Could someone help me understand this logistic loss function graph from optional lab

This question relates to Optional Lab: Logistic Loss module in Week 3 of Supervised Machine Learning: Regression and Classification.

Could someone help me understand the last plot where it plots Logistic cost vs (w,b) and Log(Logistic cost) vs (w,b) is trying to show?

I understand we are plotting the cost function for the new logistic loss function. But what is the reason for using log (cost) on the right plot.

Along with it, what is the meaning of Logistic cost vs Log (Logistic cost)?

Hello @pujesh

Above is the first view we would see after running the code, and it is difficult for us to tell from the left plot more precisely where the minimum is. By logging the cost, a deep declining surface can be easily seen in the right plot. An apparent declining surface is what the right plot is trying to unveil.

Your screenshot seems to show that you had successfully rotated the left plot such that we could already see a declining surface, making the right plot not as necessary.
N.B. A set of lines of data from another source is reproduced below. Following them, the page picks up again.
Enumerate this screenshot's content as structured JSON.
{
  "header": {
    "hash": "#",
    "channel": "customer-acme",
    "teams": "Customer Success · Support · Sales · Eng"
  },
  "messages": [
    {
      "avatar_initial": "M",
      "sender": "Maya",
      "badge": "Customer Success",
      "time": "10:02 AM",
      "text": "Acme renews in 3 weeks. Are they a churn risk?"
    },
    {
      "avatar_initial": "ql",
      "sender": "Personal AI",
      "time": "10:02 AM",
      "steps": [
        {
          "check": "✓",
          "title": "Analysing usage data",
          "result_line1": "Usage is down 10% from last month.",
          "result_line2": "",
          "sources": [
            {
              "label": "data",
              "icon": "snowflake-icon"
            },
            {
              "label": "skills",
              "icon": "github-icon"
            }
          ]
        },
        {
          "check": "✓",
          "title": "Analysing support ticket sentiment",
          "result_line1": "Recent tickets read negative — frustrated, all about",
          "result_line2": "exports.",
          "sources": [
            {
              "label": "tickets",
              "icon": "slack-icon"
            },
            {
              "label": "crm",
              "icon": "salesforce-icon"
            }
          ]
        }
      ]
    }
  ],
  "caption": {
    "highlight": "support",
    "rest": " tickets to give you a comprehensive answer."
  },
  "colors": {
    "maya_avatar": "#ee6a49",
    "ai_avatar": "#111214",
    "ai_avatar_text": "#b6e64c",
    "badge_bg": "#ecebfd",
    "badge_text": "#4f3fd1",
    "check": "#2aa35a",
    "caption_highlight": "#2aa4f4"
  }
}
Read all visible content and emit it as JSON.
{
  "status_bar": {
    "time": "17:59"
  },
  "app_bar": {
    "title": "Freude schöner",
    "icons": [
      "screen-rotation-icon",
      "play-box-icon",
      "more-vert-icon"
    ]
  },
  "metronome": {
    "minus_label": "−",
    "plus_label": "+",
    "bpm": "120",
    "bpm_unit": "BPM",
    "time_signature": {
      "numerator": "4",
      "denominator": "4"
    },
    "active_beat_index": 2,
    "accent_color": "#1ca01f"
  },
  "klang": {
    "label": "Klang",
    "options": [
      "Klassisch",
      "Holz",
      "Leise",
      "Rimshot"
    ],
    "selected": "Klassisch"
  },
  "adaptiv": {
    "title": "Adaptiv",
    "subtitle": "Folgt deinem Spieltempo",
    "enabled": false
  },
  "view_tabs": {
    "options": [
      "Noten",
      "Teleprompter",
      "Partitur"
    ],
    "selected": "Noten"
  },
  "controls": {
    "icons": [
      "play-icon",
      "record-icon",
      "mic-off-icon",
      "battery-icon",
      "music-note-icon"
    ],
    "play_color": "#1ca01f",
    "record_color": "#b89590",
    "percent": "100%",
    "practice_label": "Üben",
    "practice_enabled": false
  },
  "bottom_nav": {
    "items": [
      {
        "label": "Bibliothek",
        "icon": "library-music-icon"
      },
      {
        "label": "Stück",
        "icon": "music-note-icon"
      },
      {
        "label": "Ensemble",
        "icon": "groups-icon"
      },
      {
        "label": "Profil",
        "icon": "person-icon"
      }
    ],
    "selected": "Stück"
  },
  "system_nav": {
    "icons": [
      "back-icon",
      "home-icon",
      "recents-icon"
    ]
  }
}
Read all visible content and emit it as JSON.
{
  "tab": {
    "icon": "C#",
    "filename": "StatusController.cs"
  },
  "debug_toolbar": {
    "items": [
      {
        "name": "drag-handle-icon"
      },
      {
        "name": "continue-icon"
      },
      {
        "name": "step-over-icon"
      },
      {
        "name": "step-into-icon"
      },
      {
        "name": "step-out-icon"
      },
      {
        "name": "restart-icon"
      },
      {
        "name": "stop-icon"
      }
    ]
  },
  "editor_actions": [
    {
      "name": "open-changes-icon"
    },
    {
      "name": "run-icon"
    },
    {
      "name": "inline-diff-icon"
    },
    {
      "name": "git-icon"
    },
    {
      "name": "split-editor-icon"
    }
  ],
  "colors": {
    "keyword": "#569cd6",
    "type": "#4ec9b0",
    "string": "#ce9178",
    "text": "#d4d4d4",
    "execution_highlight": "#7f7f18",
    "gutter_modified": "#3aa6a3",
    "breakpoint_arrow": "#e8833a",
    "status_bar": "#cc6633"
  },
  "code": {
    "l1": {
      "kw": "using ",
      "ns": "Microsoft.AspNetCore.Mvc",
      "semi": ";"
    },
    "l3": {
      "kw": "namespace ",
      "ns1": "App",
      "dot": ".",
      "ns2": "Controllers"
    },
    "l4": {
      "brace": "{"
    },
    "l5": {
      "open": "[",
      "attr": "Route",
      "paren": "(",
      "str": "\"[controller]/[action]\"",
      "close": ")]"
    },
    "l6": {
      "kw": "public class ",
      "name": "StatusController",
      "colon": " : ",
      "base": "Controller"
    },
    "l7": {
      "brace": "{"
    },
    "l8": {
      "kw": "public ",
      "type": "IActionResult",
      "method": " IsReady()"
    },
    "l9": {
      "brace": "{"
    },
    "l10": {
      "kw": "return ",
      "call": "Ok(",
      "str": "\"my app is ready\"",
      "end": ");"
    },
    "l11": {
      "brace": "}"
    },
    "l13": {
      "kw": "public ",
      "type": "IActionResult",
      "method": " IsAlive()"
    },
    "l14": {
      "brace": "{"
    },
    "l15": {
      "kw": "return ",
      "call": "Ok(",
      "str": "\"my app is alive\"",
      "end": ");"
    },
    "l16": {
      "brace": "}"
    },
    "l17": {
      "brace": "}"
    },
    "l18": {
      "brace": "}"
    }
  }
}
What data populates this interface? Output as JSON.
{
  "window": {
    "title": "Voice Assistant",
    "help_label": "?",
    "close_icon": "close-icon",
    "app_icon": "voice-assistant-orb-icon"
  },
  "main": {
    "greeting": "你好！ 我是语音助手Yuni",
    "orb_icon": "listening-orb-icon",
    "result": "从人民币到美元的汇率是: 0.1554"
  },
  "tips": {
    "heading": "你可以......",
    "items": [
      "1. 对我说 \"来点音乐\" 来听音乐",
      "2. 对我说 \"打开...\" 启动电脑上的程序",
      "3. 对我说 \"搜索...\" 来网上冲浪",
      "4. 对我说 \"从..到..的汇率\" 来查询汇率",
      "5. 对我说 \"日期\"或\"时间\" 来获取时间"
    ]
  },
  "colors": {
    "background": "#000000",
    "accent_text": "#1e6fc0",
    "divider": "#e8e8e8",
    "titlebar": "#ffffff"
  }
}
That’s great!

Cheers,
Raymond

2 Likes

got it. thank you so much for the explanation.

just to confirm one more thing - does the left and the right plot holds the same value? meaning both of the plot refers to the same value but in order to see the depth of the plot clearly, we take a log of cost?

Hello @pujesh,

The (cost) values in the two plots are only differed by \log, and yes, we take the log to get a better visual.

To illustrate the first half of my response above, in the left plot below you can see that I drew a line starting from the boundary at w = -2.5 to the opposite side and then go upward along the “Cost” axis until I reached Cost = 2.5. That end point is the intersection point between the cost surface and the Cost axis at w = -2.5 (and b somewhere more than 2.5).

If we follow the same procedure but do it on the right plot, you will find that the same intersection point becomes somewhere right below 1 and that is because \log(2.5) = 0.92. This says that the intersection point didn’t get moved to a different position (in terms of w and b), only its height got “re-scaled”.

Lastly, when we are dealing with a plot that covers a very large range, it is actually a common skill to use the “log scale” to unveil pattern at small scale. Think about this: the right plot zooms into the range where log(Cost) = -5 to -1, what is this range in the Cost scale (without log)? The answer is 0.007 to 0.368. It’s what I mean by “small scale” when compared to the large range (0-20, in the left plot)

Cheers,
Raymond

1 Like

thank you so much for explaining all of this. this totally makes sense to me now.

1 Like

You are welcome, @pujesh!